Le monde exclusif des whiskies anciens et rares
Les whiskies anciens et rares provenant de distilleries réputées règnent toujours en maître sur le marché du luxe.
Comment définit-on véritablement le luxe, notamment dans le whisky ? Est-ce basé sur le prix ? Âge? Exclusivité ? Investabilité ? Est-ce basé sur un sentiment ou une connexion personnelle ? Ou s’agit-il d’un assemblage de tout ce qui précède ?
En réalité, ce sera une définition légèrement différente pour chacun. Certains valorisent les versions à accès limité de distilleries cultes telles qu’Ardbeg, ou même Bimber de Londres, où les déclarations d’âge sont moins prises en compte dans la mesure où la marque elle-même a construit son influence ou son statut grâce à sa production, sa personnalité ou ses versions antérieures.
Reste alors la question de savoir quoi faire de la bouteille. Le gardez-vous ? Espérez-vous le vendre un jour ? Le laissez-vous aux enfants comme une sorte de fonds d’héritage liquide ? Ou oseriez-vous l’ouvrir et le boire ?
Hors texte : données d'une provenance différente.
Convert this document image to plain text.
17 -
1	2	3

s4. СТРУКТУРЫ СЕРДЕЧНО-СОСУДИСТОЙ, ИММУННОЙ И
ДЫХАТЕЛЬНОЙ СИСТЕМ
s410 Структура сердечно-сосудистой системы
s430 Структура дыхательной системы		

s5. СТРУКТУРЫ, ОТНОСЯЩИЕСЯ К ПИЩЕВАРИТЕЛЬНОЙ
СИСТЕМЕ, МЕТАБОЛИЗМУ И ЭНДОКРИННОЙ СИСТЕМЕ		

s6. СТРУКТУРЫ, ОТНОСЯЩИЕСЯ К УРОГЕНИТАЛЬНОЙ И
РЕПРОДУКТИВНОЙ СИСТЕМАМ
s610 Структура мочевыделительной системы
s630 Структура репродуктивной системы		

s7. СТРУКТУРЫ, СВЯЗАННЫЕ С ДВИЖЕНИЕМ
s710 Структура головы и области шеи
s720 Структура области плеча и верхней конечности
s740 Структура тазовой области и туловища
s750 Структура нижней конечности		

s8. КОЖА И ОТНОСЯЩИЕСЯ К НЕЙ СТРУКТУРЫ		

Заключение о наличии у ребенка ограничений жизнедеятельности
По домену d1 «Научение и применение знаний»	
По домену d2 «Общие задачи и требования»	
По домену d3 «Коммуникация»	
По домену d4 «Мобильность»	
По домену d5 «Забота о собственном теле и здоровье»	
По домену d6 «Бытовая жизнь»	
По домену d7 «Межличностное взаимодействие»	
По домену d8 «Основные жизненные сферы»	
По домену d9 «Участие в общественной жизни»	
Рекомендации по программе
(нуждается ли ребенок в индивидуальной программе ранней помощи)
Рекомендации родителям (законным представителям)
Diageo espère sûrement que c’est ce dernier cas, comme le souligne James Mackay, directeur mondial de la clientèle privée de l’entreprise : « Tous les whiskies de Diageo, qu’ils soient détenus dans le cadre d’une collection ou non, sont fabriqués avec l’intention d’être consommés et appréciés. Dans mon interaction avec notre communauté mondiale de clients privés, je suis ravi de voir que chacun d’entre eux met un point d’honneur à goûter chacun de ses whiskies, partageant généralement ces dégustations avec d’autres qui partagent leur passion pour les whiskys rares et exceptionnels.
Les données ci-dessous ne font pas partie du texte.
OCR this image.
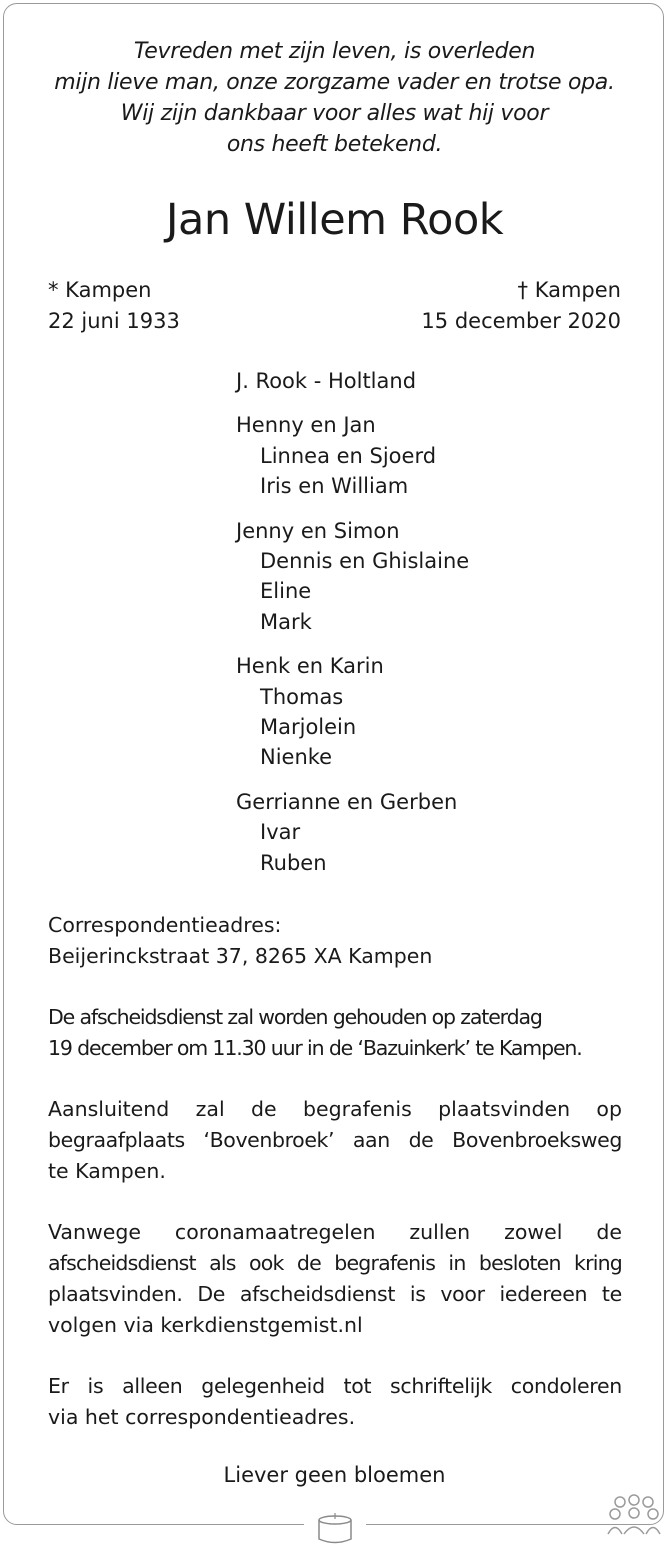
Tevreden met zijn leven, is overleden
mijn lieve man, onze zorgzame vader en trotse opa.
Wij zijn dankbaar voor alles wat hij voor
ons heeft betekend.
Jan Willem Rook
* Kampen
22 juni 1933
† Kampen
15 december 2020
J. Rook - Holtland
Henny en Jan
Linnea en Sjoerd
Iris en William
Jenny en Simon
Dennis en Ghislaine
Eline
Mark
Henk en Karin
Thomas
Marjolein
Nienke
Gerrianne en Gerben
Ivar
Ruben
Correspondentieadres:
Beijerinckstraat 37, 8265 XA Kampen
De afscheidsdienst zal worden gehouden op zaterdag
19 december om 11.30 uur in de ‘Bazuinkerk’ te Kampen.
Aansluitend zal de begrafenis plaatsvinden op
begraafplaats ‘Bovenbroek’ aan de Bovenbroeksweg
te Kampen.
Vanwege coronamaatregelen zullen zowel de
afscheidsdienst als ook de begrafenis in besloten kring
plaatsvinden. De afscheidsdienst is voor iedereen te
volgen via kerkdienstgemist.nl
Er is alleen gelegenheid tot schriftelijk condoleren
via het correspondentieadres.
Liever geen bloemen
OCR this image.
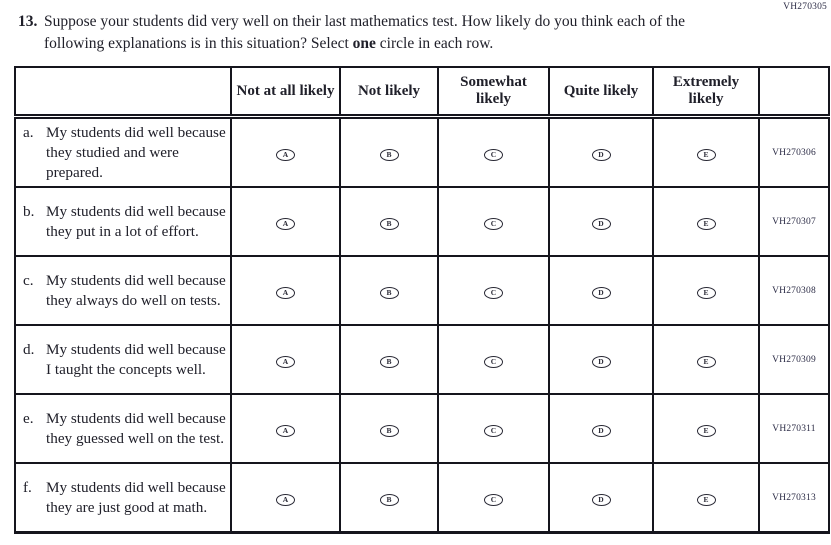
VH270305
13. Suppose your students did very well on their last mathematics test. How likely do you think each of the following explanations is in this situation? Select one circle in each row.
	Not at all likely	Not likely	Somewhat likely	Quite likely	Extremely likely	

a. My students did well because they studied and were prepared.	A	B	C	D	E	VH270306

b. My students did well because they put in a lot of effort.	A	B	C	D	E	VH270307

c. My students did well because they always do well on tests.	A	B	C	D	E	VH270308

d. My students did well because I taught the concepts well.	A	B	C	D	E	VH270309

e. My students did well because they guessed well on the test.	A	B	C	D	E	VH270311

f. My students did well because they are just good at math.	A	B	C	D	E	VH270313
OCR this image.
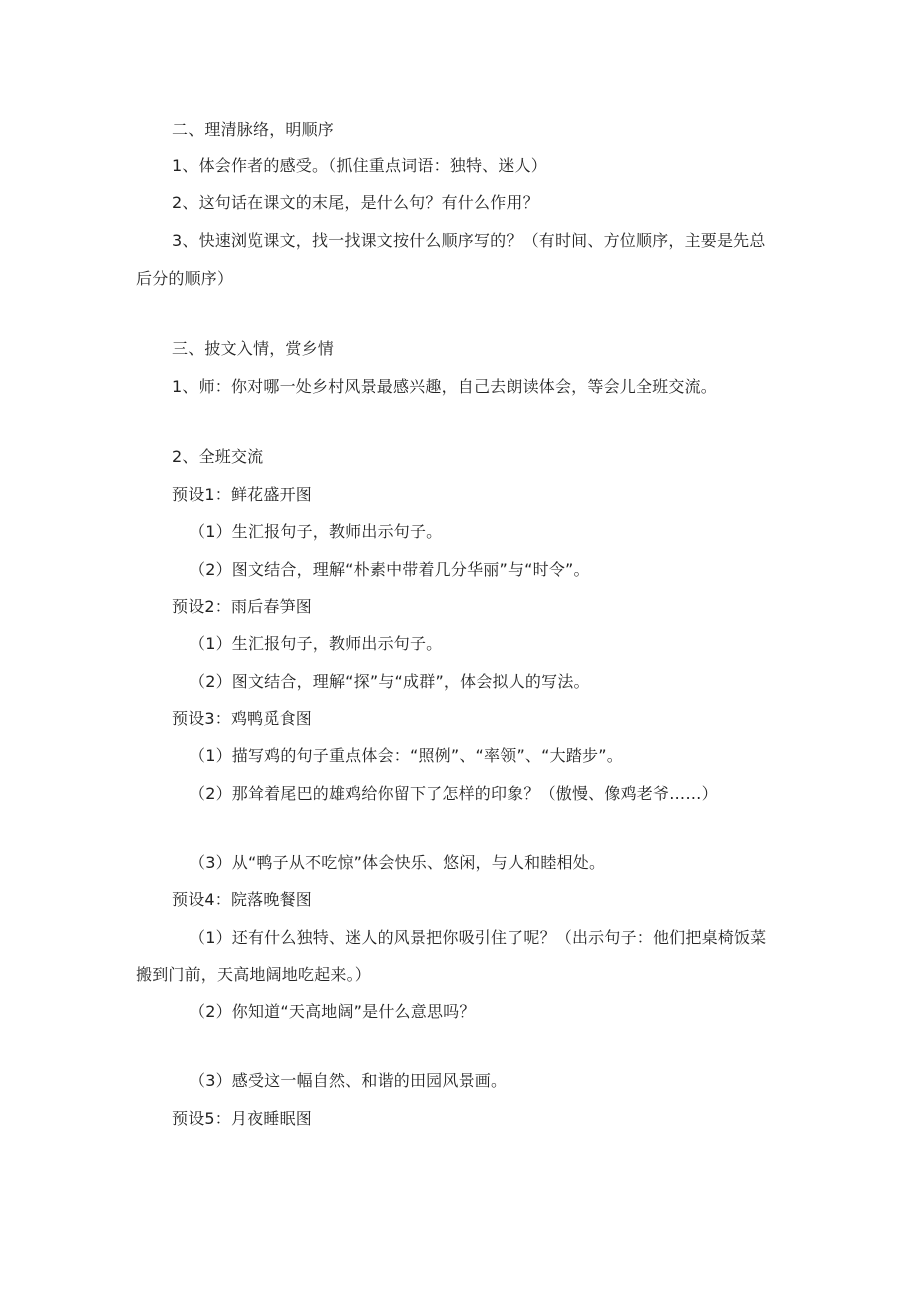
二、理清脉络，明顺序
1、体会作者的感受。（抓住重点词语：独特、迷人）
2、这句话在课文的末尾，是什么句？有什么作用？
3、快速浏览课文，找一找课文按什么顺序写的？（有时间、方位顺序，主要是先总
后分的顺序）
三、披文入情，赏乡情
1、师：你对哪一处乡村风景最感兴趣，自己去朗读体会，等会儿全班交流。
2、全班交流
预设1：鲜花盛开图
（1）生汇报句子，教师出示句子。
（2）图文结合，理解“朴素中带着几分华丽”与“时令”。
预设2：雨后春笋图
（1）生汇报句子，教师出示句子。
（2）图文结合，理解“探”与“成群”，体会拟人的写法。
预设3：鸡鸭觅食图
（1）描写鸡的句子重点体会：“照例”、“率领”、“大踏步”。
（2）那耸着尾巴的雄鸡给你留下了怎样的印象？（傲慢、像鸡老爷……）
（3）从“鸭子从不吃惊”体会快乐、悠闲，与人和睦相处。
预设4：院落晚餐图
（1）还有什么独特、迷人的风景把你吸引住了呢？（出示句子：他们把桌椅饭菜
搬到门前，天高地阔地吃起来。）
（2）你知道“天高地阔”是什么意思吗？
（3）感受这一幅自然、和谐的田园风景画。
预设5：月夜睡眠图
Joe Wilson de Whiskey Auctioneer a sa propre opinion, estimant que le luxe dans le whisky n’a rien de nouveau mais qu’il est plus répandu dans l’industrie aujourd’hui qu’il ne l’a jamais été. « Le leader du marché à cet égard est Macallan, et ils ont probablement été les premiers à se positionner dans ce domaine », dit-il. « Alors que la plupart des marques de single malt étaient encore en train de trouver leurs marques dans les années 1980, Macallan ciblait directement le milieu aisé des apéritifs d’après-dîner, notamment à travers des sorties telles que les Anniversary Malts qui étaient emballés avec des étiquettes élégantes et des coffrets en bois rappelant ceux utilisés par les grands vins. et maisons de Cognac.
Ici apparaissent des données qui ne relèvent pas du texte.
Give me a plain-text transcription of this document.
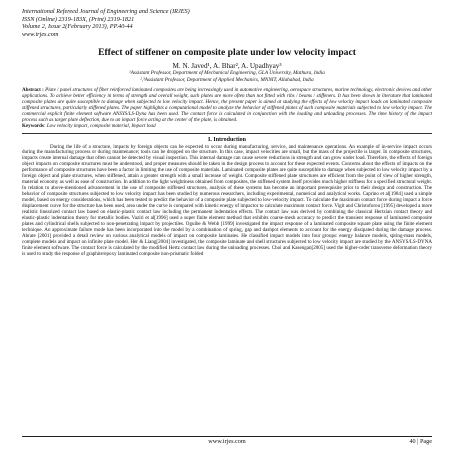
International Refereed Journal of Engineering and Science (IRJES)
ISSN (Online) 2319-183X, (Print) 2319-1821
Volume 2, Issue 2(February 2013), PP.40-44
www.irjes.com
Effect of stiffener on composite plate under low velocity impact
M. N. Javed¹, A. Bhar², A. Upadhyay³
¹Assistant Professor, Department of Mechanical Engineering, GLA University, Mathura, India
²,³Assistant Professor, Department of Applied Mechanics, MNNIT, Allahabad, India
Abstract : Plate / panel structures of fiber reinforced laminated composites are being increasingly used in automotive engineering, aerospace structures, marine technology, electronic devices and other applications. To achieve better efficiency in terms of strength and overall weight, such plates are more often than not fitted with ribs / beams / stiffeners. It has been shown in literature that laminated composite plates are quite susceptible to damage when subjected to low velocity impact. Hence, the present paper is aimed at studying the effects of low velocity impact loads on laminated composite stiffened structures, particularly stiffened plates. The paper highlights a computational model to analyze the behavior of stiffened plates of such composite materials subjected to low velocity impact. The commercial explicit finite element software ANSYS/LS-Dyna has been used. The contact force is calculated in conjunction with the loading and unloading processes. The time history of the impact process such as target plate deflection, due to an impact force acting at the center of the plate, is obtained.
Keywords: Low velocity impact, composite material, Impact load
I. Introduction
During the life of a structure, impacts by foreign objects can be expected to occur during manufacturing, service, and maintenance operations. An example of in-service impact occurs during the manufacturing process or during maintenance; tools can be dropped on the structure. In this case, impact velocities are small, but the mass of the projectile is larger. In composite structures, impacts create internal damage that often cannot be detected by visual inspection. This internal damage can cause severe reductions in strength and can grow under load. Therefore, the effects of foreign object impacts on composite structures must be understood, and proper measures should be taken in the design process to account for these expected events. Concerns about the effects of impacts on the performance of composite structures have been a factor in limiting the use of composite materials. Laminated composite plates are quite susceptible to damage when subjected to low velocity impact by a foreign object and plate structures, when stiffened, attain a greater strength with a small increase of weight. Composite stiffened plate structures are efficient from the point of view of higher strength, material economy as well as ease of construction. In addition to the light weightiness obtained from composites, the stiffened system itself provides much higher stiffness for a specified structural weight. In relation to above-mentioned advancement in the use of composite stiffened structures, analysis of these systems has become an important prerequisite prior to their design and construction. The behavior of composite structures subjected to low velocity impact has been studied by numerous researchers, including experimental, numerical and analytical works. Caprino et al[1984] used a simple model, based on energy considerations, which has been tested to predict the behavior of a composite plate subjected to low-velocity impact. To calculate the maximum contact force during impact a force displacement curve for the structure has been used, area under the curve is compared with kinetic energy of impactor to calculate maximum contact force. Vigit and Christoforou [1995] developed a more realistic linearized contact law based on elastic-plastic contact law including the permanent indentation effects. The contact law was derived by combining the classical Hertzian contact theory and elastic-plastic indentation theory for metallic bodies. Vaziri et al[1996] used a super finite element method that exhibits coarse-mesh accuracy to predict the transient response of laminated composite plates and cylindrical shells subjected to non-penetrating impact by projectiles. Oguibe & Webb [1999] investigated the impact response of a laminated composite square plate using the finite element technique. An approximate failure mode has been incorporated into the model by a combination of spring, gap and dashpot elements to account for the energy dissipated during the damage process. Abrate [2001] provided a detail review on various analytical models of impact on composite laminates. He classified impact models into four groups: energy balance models, spring-mass models, complete models and impact on infinite plate model. Her & Liang[2004] investigated, the composite laminate and shell structures subjected to low velocity impact are studied by the ANSYS/LS-DYNA finite element software. The contact force is calculated by the modified Hertz contact law during the unloading processes. Choi and Kasengan[2005] used the higher-order transverse deformation theory is used to study the response of graphite/epoxy laminated composite non-prismatic folded
www.irjes.com	40 | Page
Selon Wilson, ce sont des bouteilles comme celles-ci – qui ont acquis un statut d’élite au point qu’elles peuvent être considérées comme « trop raffinées pour être bues » – qui constituent l’épine dorsale du marché secondaire. « À mesure que l’enthousiasme pour le whisky a explosé ces dernières années, l’intérêt pour les bouteilles du passé a également explosé et des sites comme Whiskey Auctioneer ont offert la plateforme idéale pour cela, la rendant plus accessible qu’elle ne l’a jamais été », dit-il. « Ce qui est essentiel sur le marché secondaire, c’est que la valeur est déterminée par ce que les gens sont prêts à payer, et cela dépend principalement du whisky lui-même plutôt que de la manière dont il est présenté. »
Les marques doivent prendre en compte un certain nombre de considérations lors de la sélection, de l’échantillonnage, de la mise en bouteille, du conditionnement et de la commercialisation de whiskies qui peuvent être considérés comme « anciens et rares ». Non seulement ils doivent offrir des saveurs et des prix, mais ils doivent également élever la perception d’une marque tout en agissant comme un halo sur les gammes de base (d’où proviendront en fin de compte le volume et la majeure partie des revenus).
Jonathan Gibson est directeur marketing de House of Hazelwood, une nouvelle gamme de whisky de luxe de l’écurie William Grant & Sons. Il décrit la réflexion à long terme qui est au cœur de la planification des sorties de la marque : « Dans notre cas, le processus remonte en effet à très loin. Beaucoup de nos fûts ont été déposés pour la première fois au milieu du siècle dernier et – notamment – ils l’ont souvent été avec l’intention spécifique d’être conservés pour une maturation à long terme.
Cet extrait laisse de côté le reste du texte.